Energy Credits for Stress?

I had a money-saving thought: If I could convert my workday stress into electricity, I could power the house and still get a credit back from PG&E. Gas, well that's another story. But with the right diet... Wrong diet?

So far, 2009 has been the Year of Working My Tailfeathers Off. Yes, it ends in a preposition and you probably had no prior knowledge that I ever had tailfeathers. Well, no way to prove it now because they're gone baby gone. And if they have any sense, they ain't coming back.

The big admission: I have a work ethic problem.

It's not enough to get the job done. It's not enough to get the job done well. I have to figure out how to make it better. (Somehow this does not apply to cleaning my house...)

Yeah yeah. It's not actually the intensity and long hours, though they're part of the equation. And it's not just in the job I get paid to do. But in the cube-dwelling arena, I have made a habit of seeing beyond the task at hand. I'm definitely in the middle of that now with some fairly substantial projects -- they're kicking my ass, but they'll be more effective in the end. It makes my job more difficult, but more fulfilling -- because, to me anyway, I'm participating vs. doing.

I'm not in it for happy little brownie points (although I have a well-established reputation for working for high-end dark chocolate). There's plenty of superficial b.s. I can highlight if I want to get attention. I need the challenge. Once I've "been there, done that" with a particular project type, I need another level to keep up my own interest. I like to figure out new things, build the relationships between x and y, and see where it goes.

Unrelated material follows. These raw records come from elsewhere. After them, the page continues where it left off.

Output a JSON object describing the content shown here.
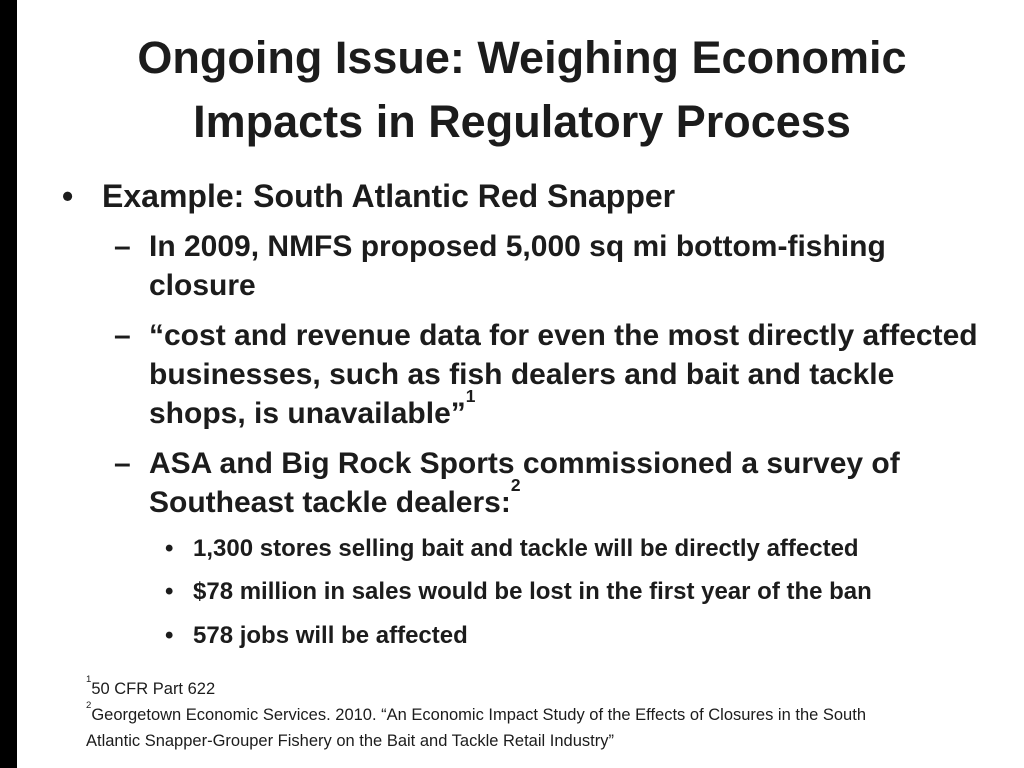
{
  "slide": {
    "background_color": "#ffffff",
    "side_bar_color": "#000000",
    "text_color": "#1c1c1c",
    "title_lines": [
      "Ongoing Issue: Weighing Economic",
      "Impacts in Regulatory Process"
    ],
    "bullets": {
      "level1": {
        "marker": "•",
        "text": "Example: South Atlantic Red Snapper"
      },
      "level2": [
        {
          "marker": "–",
          "text": "In 2009, NMFS proposed 5,000 sq mi bottom-fishing closure",
          "sup": ""
        },
        {
          "marker": "–",
          "text": "“cost and revenue data for even the most directly affected businesses, such as fish dealers and bait and tackle shops, is unavailable”",
          "sup": "1"
        },
        {
          "marker": "–",
          "text": "ASA and Big Rock Sports commissioned a survey of Southeast tackle dealers:",
          "sup": "2"
        }
      ],
      "level3": [
        {
          "marker": "•",
          "text": "1,300 stores selling bait and tackle will be directly affected"
        },
        {
          "marker": "•",
          "text": "$78 million in sales would be lost in the first year of the ban"
        },
        {
          "marker": "•",
          "text": "578 jobs will be affected"
        }
      ]
    },
    "footnotes": [
      {
        "sup": "1",
        "text": "50 CFR Part 622"
      },
      {
        "sup": "2",
        "text": "Georgetown Economic Services. 2010. “An Economic Impact Study of the Effects of Closures in the South Atlantic Snapper-Grouper Fishery on the Bait and Tackle Retail Industry”"
      }
    ]
  }
}
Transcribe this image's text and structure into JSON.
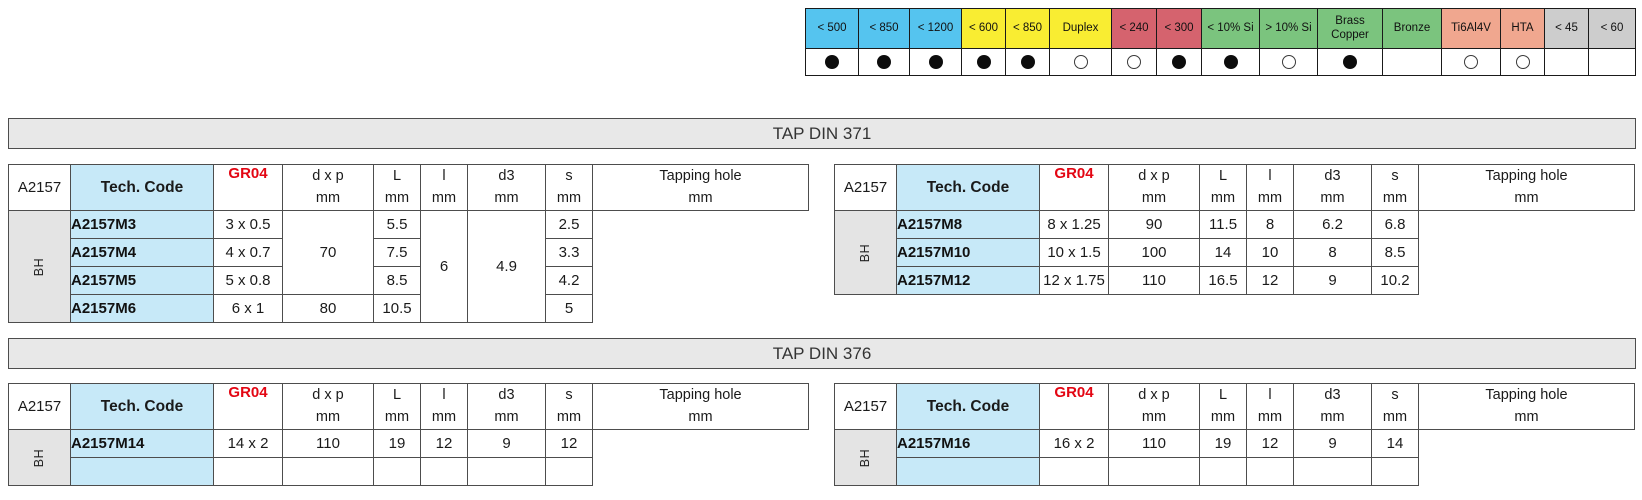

What's the root? As a writer (I use that term with hesitation), there's always an edit to be made -- a twist of a phrase, a more evocative word, a more precise verb -- to improve your work. I grew up watching my dad return things from rusty dusty abandoned pieces into cars or an airplane -- locating or building the random little part to get it just right -- because he could. As a kid I spent frustrated energy trying to fit in and meet the expectations of others, then woke to realize that I really didn't care. Fulfillment comes from flying my own kite, defining my own challenges, and looking for the next ones.

Or, with a five-year-old as my guide, I'm still asking "Why, how, why, how, why..." and answering my own questions with "why not?" and "let me figure it out."